Un organisme français de protection des consommateurs a constaté qu'outre le détaillant chinois de mode rapide Shein, cinq autres plateformes en ligne vendaient des produits illicites en France, a déclaré vendredi le porte-parole du ministre du Commerce, Serge Papin.

L'organisme de surveillance, appelé DGCCRF, a déclaré qu'AliExpress et Joom vendaient des poupées sexuelles ressemblant à des enfants, tandis que des armes telles que des poings américains et des machettes étaient disponibles sur Wish, Temu et eBay, a indiqué le porte-parole, confirmant un article du journal Le Parisien.

La DGCCRF a constaté que Wish, Temu et Amazon, basés aux États-Unis et la plus grande société de commerce électronique en termes de valeur marchande, n'avaient pas réussi à filtrer les acheteurs mineurs des contenus pour adultes, a-t-elle indiqué.

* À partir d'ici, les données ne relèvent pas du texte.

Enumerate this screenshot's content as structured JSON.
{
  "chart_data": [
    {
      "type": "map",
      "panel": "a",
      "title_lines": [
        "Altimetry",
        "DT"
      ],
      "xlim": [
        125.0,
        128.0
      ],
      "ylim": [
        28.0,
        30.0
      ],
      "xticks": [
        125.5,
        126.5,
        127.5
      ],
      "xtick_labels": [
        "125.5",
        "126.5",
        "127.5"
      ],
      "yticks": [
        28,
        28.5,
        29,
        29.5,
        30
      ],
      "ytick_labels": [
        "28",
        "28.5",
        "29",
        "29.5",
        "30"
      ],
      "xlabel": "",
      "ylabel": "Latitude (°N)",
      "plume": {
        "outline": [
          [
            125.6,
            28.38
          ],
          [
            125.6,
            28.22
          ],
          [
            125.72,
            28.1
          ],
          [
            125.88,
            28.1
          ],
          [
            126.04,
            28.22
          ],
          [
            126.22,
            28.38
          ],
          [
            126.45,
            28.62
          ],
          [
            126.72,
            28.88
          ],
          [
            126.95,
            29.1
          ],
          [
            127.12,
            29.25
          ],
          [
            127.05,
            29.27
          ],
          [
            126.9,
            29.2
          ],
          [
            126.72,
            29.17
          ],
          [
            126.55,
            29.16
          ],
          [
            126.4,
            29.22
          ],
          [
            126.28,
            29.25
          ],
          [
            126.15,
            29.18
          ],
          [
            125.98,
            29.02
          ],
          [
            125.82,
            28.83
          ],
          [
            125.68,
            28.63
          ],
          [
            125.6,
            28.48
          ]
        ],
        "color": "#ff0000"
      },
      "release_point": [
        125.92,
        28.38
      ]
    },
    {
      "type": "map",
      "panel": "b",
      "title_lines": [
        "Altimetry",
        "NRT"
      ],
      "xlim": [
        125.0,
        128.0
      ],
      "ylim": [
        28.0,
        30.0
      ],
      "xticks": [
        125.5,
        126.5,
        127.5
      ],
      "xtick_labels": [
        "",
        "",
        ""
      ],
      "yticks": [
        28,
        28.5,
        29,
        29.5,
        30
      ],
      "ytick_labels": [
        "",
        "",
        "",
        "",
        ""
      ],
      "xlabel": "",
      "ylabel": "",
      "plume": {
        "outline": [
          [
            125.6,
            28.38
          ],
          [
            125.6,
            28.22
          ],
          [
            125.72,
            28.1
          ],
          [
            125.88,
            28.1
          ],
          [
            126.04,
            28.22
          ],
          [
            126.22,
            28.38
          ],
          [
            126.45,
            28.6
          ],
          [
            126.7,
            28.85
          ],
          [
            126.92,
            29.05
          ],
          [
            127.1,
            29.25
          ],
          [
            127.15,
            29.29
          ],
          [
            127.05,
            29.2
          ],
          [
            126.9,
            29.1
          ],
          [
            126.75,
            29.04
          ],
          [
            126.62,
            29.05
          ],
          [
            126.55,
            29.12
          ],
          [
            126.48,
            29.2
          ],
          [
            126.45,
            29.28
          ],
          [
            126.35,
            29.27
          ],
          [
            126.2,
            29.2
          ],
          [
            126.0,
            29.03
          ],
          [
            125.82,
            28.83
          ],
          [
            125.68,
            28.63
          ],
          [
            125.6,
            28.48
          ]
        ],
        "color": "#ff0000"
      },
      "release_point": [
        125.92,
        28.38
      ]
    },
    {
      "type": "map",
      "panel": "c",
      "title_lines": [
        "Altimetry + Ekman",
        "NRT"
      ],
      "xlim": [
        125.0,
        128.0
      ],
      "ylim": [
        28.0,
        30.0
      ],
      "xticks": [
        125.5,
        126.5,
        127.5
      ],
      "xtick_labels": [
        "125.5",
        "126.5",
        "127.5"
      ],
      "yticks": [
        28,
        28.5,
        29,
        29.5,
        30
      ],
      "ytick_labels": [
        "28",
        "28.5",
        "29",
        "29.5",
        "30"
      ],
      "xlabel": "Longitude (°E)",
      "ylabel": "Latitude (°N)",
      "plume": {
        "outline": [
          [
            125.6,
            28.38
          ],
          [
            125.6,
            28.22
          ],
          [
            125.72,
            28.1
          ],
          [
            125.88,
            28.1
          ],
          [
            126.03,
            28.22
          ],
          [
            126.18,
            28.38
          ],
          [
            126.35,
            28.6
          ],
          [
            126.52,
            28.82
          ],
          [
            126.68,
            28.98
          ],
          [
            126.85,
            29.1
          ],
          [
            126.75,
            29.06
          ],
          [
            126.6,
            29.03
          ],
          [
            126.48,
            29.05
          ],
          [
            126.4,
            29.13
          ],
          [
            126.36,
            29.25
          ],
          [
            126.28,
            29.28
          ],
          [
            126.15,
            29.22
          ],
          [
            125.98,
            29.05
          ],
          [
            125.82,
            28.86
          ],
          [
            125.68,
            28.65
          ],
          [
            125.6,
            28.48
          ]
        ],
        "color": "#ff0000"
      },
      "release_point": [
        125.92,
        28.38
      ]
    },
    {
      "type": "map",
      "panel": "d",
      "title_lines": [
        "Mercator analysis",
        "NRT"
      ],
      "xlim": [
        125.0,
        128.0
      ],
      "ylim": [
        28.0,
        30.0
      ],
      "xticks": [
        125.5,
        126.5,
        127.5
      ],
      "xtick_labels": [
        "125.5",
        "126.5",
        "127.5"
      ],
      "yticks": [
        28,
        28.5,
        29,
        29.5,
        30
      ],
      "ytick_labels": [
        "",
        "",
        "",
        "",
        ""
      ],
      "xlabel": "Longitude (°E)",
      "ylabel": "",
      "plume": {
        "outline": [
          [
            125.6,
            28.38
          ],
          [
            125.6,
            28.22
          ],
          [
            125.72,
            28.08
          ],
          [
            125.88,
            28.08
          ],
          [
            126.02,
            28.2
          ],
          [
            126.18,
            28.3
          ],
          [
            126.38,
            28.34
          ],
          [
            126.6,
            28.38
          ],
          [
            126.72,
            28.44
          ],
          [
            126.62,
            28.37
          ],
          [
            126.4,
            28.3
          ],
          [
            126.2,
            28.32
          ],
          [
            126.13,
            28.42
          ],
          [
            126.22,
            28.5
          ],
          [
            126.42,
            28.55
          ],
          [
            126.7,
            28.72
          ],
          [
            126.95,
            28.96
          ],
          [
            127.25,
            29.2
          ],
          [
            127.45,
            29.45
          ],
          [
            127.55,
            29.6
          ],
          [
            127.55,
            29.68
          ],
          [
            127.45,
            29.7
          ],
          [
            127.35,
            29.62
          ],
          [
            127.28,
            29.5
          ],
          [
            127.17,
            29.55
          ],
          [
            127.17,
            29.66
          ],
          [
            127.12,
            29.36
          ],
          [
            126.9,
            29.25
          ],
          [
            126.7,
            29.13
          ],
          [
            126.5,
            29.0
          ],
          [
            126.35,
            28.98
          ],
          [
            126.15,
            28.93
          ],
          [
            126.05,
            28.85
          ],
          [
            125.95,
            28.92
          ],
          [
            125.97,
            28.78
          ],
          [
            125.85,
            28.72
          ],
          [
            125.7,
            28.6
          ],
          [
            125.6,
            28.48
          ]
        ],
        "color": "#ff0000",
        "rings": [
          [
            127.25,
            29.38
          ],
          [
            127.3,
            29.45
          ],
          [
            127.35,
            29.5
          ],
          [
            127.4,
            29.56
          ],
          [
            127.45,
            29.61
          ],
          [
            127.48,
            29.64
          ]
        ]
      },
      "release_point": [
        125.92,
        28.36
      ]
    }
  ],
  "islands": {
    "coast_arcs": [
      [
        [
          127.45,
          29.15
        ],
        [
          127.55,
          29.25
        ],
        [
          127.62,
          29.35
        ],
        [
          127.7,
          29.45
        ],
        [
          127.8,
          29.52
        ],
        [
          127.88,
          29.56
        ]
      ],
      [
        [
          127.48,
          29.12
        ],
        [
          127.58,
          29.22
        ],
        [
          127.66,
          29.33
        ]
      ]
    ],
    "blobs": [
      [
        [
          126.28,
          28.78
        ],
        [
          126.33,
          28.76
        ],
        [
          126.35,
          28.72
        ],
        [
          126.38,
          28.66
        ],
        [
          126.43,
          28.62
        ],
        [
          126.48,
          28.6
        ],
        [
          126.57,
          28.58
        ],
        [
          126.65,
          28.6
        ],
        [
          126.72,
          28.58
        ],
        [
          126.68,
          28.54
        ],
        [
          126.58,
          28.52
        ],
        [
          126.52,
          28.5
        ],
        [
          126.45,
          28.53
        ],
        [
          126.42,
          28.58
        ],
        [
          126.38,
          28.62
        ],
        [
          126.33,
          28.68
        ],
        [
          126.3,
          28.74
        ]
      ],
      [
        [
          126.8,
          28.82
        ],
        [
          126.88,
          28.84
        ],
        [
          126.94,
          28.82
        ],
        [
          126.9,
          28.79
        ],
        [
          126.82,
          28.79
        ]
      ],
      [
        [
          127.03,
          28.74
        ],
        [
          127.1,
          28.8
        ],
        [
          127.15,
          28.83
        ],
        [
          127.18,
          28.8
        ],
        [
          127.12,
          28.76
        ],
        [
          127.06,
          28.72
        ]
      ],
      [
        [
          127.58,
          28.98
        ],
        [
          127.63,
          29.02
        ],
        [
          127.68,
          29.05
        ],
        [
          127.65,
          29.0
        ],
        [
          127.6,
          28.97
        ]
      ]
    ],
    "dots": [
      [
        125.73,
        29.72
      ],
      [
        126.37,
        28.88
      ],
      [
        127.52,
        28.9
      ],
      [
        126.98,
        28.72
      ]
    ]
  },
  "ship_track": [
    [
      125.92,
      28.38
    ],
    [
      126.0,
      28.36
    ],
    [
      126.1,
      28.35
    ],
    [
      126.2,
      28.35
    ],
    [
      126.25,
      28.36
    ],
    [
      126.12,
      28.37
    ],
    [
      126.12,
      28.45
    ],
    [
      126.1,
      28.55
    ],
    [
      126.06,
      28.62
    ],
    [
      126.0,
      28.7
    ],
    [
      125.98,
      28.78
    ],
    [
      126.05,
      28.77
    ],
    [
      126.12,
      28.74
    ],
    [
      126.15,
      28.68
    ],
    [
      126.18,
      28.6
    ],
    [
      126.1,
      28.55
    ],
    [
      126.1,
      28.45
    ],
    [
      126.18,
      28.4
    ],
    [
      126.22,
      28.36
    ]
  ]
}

Le porte-parole a déclaré que Papin avait renvoyé les plateformes devant les procureurs et qu'il inviterait les ministres du Commerce de l'Union européenne à Paris pour discuter de la question.

Amazon, Temu, eBay, AliExpress et Joom n'ont pas immédiatement répondu aux courriels sollicitant des commentaires.

La vaste offensive française contre les grands leaders étrangers du e-commerce vise à protéger les commerçants locaux, qui se sentent menacés par la concurrence déloyale de produits moins chers et mieux commercialisés sur leur propre territoire.

Papin dirigeait auparavant la chaîne de supermarchés Super U.

Des initiatives similaires de l'UE incluent la décision de jeudi d'avancer d'un an les droits de douane sur les colis de faible valeur arrivant dans le bloc, afin de lutter contre les importations bon marché en provenance du commerce électronique chinois.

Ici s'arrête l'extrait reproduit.